In developing countries, inefficient and capacity constrained bureaucracies often pose a significant hurdle to the effective implementation of anti-poverty programs in developing countries. In a deeply bureaucratic context, elected politicians play a key role in shaping the implementation of government programs. This project contends that ruling-party politicians play an important role in strategically “greasing the wheels” of the NREGS administration process to deliver additional funds and projects to panchayats (village councils) located in ruling-party aligned constituencies – with important distributive and welfare consequences. I argue that ruling parties exert extra pressure on local bureaucrats to deliver NREGS employment and exert more effort in procuring central funding for constituencies they control, in order to build electoral support in these areas. This is especially likely to be the case in closely contested seats, where there are the highest marginal electoral returns to political targeting.
To investigate this hypothesis, this project proceeds in three stages. First, I conduct in-depth ethnographic fieldwork in selected districts in the states of Andhra Pradesh, Rajasthan, and Uttar Pradesh in order to “trace” the process of NREGS employment provision from the “bottom-up” – from the level of households through different tiers of administrations.

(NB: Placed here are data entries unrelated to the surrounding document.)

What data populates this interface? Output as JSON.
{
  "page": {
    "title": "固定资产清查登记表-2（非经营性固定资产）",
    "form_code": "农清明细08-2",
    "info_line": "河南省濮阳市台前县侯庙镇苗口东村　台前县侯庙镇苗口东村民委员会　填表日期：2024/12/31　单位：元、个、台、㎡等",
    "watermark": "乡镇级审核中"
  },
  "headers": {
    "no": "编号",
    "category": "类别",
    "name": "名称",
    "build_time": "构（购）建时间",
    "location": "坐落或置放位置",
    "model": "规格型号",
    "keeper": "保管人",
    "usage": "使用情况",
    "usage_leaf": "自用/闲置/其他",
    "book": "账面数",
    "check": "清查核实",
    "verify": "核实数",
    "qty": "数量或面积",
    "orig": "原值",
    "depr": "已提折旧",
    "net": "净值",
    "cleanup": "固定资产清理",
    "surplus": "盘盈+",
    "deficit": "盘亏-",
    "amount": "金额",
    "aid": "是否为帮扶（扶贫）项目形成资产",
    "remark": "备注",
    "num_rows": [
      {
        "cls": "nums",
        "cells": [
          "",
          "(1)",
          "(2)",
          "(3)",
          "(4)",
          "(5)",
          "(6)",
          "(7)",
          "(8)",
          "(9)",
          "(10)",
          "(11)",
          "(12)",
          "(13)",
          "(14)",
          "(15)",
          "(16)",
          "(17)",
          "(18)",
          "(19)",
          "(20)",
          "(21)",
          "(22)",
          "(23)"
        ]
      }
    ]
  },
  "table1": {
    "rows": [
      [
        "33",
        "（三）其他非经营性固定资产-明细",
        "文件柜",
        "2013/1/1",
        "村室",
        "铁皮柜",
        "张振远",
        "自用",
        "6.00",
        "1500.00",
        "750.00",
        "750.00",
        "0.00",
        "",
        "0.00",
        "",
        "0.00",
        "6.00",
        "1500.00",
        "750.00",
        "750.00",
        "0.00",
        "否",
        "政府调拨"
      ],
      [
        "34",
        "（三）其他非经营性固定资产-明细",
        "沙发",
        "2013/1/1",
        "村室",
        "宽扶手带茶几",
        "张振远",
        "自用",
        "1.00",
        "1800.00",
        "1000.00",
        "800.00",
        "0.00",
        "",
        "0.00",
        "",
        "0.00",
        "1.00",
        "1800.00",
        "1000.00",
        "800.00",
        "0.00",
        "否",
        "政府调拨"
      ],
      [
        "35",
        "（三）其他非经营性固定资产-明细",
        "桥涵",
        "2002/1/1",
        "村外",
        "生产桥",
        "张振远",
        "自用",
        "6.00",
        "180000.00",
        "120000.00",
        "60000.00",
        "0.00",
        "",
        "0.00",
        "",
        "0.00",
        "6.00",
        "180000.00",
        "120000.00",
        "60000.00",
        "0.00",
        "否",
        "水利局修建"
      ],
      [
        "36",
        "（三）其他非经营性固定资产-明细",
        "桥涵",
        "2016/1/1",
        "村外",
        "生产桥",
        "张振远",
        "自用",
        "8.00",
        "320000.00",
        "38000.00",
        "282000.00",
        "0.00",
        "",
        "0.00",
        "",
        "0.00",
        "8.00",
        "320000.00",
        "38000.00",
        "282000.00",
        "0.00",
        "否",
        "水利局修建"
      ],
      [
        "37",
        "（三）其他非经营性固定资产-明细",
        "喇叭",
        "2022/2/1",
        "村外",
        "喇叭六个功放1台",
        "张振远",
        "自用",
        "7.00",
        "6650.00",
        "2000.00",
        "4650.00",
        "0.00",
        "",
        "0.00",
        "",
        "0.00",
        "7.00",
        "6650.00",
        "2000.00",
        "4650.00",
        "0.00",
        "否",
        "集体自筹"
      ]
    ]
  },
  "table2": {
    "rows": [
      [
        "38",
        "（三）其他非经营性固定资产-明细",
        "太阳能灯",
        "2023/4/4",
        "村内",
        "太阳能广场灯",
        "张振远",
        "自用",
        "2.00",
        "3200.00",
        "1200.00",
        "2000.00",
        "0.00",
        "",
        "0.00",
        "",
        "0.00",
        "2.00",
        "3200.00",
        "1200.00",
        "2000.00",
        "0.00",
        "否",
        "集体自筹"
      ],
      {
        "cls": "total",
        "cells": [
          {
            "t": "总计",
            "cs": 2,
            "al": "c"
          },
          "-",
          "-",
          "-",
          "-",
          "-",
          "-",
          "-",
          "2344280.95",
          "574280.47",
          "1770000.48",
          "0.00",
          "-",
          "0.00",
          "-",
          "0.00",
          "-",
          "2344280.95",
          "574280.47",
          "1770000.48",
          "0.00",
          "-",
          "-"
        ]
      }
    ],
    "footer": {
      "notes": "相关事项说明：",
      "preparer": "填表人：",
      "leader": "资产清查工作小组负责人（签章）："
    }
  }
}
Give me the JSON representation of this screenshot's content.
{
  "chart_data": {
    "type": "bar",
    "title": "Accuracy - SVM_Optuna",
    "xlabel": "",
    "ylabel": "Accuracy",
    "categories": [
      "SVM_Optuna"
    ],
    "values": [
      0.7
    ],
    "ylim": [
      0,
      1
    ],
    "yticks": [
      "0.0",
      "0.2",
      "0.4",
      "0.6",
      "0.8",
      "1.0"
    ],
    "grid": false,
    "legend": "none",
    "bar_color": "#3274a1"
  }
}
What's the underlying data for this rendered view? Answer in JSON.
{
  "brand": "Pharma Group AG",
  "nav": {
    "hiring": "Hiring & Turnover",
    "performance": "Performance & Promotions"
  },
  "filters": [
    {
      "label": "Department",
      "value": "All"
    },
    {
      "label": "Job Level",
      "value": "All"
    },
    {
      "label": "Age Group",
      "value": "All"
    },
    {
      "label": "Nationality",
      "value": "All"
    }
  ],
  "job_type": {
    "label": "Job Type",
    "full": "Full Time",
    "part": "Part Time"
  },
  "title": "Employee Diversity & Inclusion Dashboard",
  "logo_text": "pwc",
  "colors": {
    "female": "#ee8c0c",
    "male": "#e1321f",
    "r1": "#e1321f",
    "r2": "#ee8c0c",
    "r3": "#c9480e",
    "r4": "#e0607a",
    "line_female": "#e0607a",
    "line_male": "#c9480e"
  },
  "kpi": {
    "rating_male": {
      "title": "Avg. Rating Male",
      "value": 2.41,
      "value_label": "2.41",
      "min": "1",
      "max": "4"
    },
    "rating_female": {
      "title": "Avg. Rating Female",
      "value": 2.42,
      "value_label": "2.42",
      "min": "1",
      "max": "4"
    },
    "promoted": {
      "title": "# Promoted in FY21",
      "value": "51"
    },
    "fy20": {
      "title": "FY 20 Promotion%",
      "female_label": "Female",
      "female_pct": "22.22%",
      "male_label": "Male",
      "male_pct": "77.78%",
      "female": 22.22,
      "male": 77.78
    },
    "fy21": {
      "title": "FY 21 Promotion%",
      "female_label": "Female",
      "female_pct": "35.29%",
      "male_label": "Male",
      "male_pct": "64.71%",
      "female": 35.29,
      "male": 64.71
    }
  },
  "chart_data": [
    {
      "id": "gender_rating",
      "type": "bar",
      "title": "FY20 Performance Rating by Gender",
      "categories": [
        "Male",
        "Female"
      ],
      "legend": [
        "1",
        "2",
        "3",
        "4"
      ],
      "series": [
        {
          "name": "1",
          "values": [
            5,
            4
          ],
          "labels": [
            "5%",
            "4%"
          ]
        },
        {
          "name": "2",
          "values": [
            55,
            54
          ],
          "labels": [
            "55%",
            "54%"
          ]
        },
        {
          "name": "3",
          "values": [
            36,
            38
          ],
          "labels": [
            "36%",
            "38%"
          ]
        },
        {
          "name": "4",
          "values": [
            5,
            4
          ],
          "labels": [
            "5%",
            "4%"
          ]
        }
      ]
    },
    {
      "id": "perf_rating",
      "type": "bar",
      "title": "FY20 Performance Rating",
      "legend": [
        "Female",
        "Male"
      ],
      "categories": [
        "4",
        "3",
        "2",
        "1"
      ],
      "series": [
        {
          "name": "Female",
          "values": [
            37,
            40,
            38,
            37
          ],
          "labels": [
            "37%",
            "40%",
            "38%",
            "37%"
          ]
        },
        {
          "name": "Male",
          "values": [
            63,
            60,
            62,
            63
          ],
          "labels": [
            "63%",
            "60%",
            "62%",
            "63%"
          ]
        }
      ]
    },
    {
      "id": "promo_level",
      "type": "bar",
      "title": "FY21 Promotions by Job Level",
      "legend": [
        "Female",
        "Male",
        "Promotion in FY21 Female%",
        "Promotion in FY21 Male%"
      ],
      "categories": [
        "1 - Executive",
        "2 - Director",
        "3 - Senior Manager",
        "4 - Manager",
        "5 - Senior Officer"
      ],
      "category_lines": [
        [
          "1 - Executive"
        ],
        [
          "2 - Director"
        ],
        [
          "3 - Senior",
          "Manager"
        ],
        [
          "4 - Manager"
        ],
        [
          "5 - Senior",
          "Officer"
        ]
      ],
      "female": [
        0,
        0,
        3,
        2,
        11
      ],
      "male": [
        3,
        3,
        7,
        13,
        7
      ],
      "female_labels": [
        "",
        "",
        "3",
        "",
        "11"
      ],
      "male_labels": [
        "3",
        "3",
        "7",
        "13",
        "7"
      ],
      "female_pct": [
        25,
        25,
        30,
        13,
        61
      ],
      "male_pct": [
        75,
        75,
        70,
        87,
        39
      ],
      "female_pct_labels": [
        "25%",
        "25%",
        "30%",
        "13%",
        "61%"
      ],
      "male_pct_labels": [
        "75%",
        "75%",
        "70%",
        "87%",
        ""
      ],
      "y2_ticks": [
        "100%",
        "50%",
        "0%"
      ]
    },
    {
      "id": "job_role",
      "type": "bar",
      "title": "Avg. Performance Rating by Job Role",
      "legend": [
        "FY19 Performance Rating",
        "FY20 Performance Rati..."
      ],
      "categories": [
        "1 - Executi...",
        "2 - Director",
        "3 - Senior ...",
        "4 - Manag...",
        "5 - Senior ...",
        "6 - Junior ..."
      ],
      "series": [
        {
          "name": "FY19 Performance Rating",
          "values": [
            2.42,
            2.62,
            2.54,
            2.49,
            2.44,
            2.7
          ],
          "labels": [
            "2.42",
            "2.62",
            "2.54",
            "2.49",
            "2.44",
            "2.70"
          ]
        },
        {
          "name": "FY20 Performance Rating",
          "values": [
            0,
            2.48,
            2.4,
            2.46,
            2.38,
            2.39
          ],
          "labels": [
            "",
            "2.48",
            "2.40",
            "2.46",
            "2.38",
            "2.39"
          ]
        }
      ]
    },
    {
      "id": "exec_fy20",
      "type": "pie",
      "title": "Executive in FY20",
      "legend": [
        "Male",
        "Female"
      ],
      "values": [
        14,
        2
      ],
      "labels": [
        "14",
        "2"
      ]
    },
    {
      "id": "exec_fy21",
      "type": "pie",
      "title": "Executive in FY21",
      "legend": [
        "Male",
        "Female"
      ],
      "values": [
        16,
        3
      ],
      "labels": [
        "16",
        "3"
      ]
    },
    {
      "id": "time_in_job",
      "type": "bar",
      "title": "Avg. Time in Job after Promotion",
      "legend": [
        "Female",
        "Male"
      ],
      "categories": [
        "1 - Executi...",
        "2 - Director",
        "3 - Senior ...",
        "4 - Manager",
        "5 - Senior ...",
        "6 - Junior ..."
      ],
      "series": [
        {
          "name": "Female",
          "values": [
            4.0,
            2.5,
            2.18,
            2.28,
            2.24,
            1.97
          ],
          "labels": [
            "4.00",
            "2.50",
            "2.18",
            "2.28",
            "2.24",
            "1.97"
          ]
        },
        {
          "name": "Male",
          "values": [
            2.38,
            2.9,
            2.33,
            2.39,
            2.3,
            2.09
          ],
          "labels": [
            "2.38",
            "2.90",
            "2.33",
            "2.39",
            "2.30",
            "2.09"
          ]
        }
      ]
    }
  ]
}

Second, to test the argument statistically, I take a “big data” approach, combined with empirical methods to identify causal effects. I have geo-coded a comprehensive panel dataset from the Ministry of Rural Development, which consists of monthly program monitoring data – including information on person-days of employment– for NREGS across over 200,000 panchayats between 2009 and 2014, to state assembly constituencies and election data. To identify the causal effect of partisanship on program employment, I utilise a “regression discontinuity”design (RDD), utilising close elections as a quasi-natural experiment in which a candidate from the state-level ruling party wins or loses as-if by coin flip. Preliminary analysis shows that panchayats in assembly constituencies which elect a legislator from the ruling party, even if by only a razor thin margin, receive far more NREGS employment than panchayats in assembly constituencies which elect a legislator from the opposition party.
The final stage of the project seeks to validate and assess the extent to which this political favoritism takes the form of corruption or actual employment provision through a household survey nested within the regression discontinuity design. The household will take a stratified random sample of households selected from constituencies barely won or lost by the ruling-party in the state of Rajasthan, and will measure the impact of ruling-party political connections on employment receipt, wage theft, and program performance measured at the household level.
Overall, the findings of this project aim to call attention to the important role that elected politicians play in affecting the quality of implementation of anti-poverty programs.